WTKF
- Atlantic, North Carolina; United States;
- Broadcast area: Morehead City-New Bern-Jacksonville
- Frequency: 107.1 MHz
- Branding: "FM 107.1 WTKF"

Programming
- Format: Talk radio
- Affiliations: Fox News Radio Compass Media Networks Salem Radio Network Westwood One

Ownership
- Owner: Atlantic Ridge Telecasters

History
- Former frequencies: 107.3 MHz (1992–2008)

Technical information
- Licensing authority: FCC
- Facility ID: 3146
- Class: C1
- ERP: 46,000 watts
- HAAT: 190 meters
- Transmitter coordinates: 34°53′1.00″N 76°30′22.30″W﻿ / ﻿34.8836111°N 76.5061944°W

Links
- Public license information: Public file; LMS;
- Webcast: Listen Live
- Website: wtkf107.com

= WTKF =

Radio station in Atlantic, North Carolina

WTKF (107.1 FM) is a radio station broadcasting a talk radio format. Licensed to Atlantic, North Carolina, United States, it serves the Morehead City-New Bern-Jacksonville area. WTKF signed on in 1992 as North Carolina's first FM talk-formatted station. It grew from the now-defunct WBTB/1400, which was licensed to Beaufort, North Carolina.
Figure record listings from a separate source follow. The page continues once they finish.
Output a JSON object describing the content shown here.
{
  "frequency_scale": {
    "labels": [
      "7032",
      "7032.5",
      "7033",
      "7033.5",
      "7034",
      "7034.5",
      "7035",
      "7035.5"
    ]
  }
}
As the first radio station in North Carolina to broadcast a talk format on FM radio, it boasted the slogan "First In Talk". In 2002, WTKF began simulcasting its signal on Jacksonville, North Carolina's WJNC AM 1240. On January 22, 2008, WTKF shifted from its 7,000-watt signal at 107.3 FM to a more-powerful 46,000-watt signal at 107.1 FM. The station is currently owned by Atlantic Ridge Telecasters.